Salary Exchange can be used for benefits such as childcare vouchers, cycle to work schemes, health screenings and mobile phones, but the greatest potential saving can be made in connection with pension contributions. Salary exchange involves employees agreeing to take a lower salary in return for a pension contribution. Because the salary is lower, national insurance contributions (NICs) payable by both employer and employee are reduced and both parties can also put some, or all, of what they have saved in NICs towards making additional pension contributions. Alternatively the employer can use their savings to fund additional employee benefits.
A simple pension example
An employee earning £28,000 a year decides to exchange £1,500 of salary an extra employer pension contribution of £1,500. Take-home pay, after tax, National Insurance and employee’s own pension contributions, falls from £20,452 to £19,492. But the value of the total take-home package including the employer pension contribution has increased from £20,452 to £20,992. This means the employee is better off by £540 a year.
Higher rate taxpayers will make even larger savings.

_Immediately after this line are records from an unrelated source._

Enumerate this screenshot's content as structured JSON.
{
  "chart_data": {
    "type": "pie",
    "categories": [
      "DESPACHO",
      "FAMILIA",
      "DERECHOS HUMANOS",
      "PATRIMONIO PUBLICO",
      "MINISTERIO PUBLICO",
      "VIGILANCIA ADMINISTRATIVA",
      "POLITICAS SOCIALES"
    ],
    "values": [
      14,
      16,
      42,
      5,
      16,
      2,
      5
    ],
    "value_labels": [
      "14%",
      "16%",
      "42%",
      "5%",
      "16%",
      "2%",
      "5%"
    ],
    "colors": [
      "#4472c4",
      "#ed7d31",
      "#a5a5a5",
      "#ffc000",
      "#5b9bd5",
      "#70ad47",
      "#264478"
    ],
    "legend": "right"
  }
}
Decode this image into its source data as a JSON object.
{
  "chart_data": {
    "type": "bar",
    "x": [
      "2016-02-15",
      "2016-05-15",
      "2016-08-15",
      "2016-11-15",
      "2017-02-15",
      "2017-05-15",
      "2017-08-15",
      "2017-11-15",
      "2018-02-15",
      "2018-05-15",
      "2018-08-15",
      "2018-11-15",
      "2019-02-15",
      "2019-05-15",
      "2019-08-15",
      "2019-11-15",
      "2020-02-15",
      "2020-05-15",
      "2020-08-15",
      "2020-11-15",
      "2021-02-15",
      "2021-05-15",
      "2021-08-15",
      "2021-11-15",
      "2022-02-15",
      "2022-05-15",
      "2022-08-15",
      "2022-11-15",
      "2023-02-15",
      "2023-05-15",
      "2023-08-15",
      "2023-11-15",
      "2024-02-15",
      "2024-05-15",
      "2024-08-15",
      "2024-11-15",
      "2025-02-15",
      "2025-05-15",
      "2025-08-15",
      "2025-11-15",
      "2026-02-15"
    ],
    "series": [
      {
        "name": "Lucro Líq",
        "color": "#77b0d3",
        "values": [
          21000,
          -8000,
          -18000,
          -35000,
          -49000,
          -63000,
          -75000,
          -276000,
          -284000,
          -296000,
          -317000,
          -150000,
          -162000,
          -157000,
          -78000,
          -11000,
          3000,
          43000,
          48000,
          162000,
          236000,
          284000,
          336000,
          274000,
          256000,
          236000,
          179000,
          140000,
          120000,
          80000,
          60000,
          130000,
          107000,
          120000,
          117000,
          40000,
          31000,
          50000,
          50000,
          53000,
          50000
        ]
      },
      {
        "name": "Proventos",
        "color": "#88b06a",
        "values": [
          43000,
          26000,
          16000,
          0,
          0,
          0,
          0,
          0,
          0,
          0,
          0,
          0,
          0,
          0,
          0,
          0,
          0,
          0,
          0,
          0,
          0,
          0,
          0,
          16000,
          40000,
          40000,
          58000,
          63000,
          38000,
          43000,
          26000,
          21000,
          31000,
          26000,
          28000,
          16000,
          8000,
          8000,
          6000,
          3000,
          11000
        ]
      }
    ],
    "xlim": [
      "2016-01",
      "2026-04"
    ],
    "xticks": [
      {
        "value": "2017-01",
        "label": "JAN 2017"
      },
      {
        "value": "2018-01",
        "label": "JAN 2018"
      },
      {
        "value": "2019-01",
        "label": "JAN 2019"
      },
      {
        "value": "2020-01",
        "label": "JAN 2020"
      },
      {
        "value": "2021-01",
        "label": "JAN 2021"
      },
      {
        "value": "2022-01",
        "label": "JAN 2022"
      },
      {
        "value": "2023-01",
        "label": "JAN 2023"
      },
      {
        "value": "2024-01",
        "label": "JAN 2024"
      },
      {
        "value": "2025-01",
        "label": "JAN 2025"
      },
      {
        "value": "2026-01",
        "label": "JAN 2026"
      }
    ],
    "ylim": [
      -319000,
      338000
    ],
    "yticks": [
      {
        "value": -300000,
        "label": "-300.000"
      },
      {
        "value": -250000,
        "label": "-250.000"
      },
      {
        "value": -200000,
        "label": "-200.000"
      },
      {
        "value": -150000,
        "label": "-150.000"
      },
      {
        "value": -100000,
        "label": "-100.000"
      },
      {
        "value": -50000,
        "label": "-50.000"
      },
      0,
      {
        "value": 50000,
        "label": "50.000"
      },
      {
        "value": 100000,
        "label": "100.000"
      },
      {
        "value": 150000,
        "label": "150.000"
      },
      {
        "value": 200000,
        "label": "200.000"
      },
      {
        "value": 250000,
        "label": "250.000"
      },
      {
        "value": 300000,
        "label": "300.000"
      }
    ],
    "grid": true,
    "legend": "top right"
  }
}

Salary Exchange allows the higher rate taxpayer to immediately increase the value of each personal contribution by 37.9%. This could be viewed as obtaining an immediate investment return of 37.9% on every contribution made. For basic rate taxpayers the increase to the value of each contribution is 17.65%. This combined with the advice and education surrounding fund choice form two key elements of our corporate proposition.
Radcliffe & Newlands has in-depth knowledge and experience in dealing with Salary Exchange and is able to provide assistance and communication when implementing this benefit.
Things to consider
Sacrificing part of a salary means earning less and this might affect maternity pay as well as mortgage applications.
Lower earnings may also affect the State Pension as well as other contribution-based state benefits such as Jobseeker’s Allowance and Employment and Support Allowance. On the other hand, any claim for tax credits may increase.
Because salary is lower as a result of salary sacrifice, any life cover through a scheme at work could be less if it’s based on post-salary sacrifice level.
Salary exchange is not permitted if, as a result, it would mean that the employee earns less than the National Minimum Wage.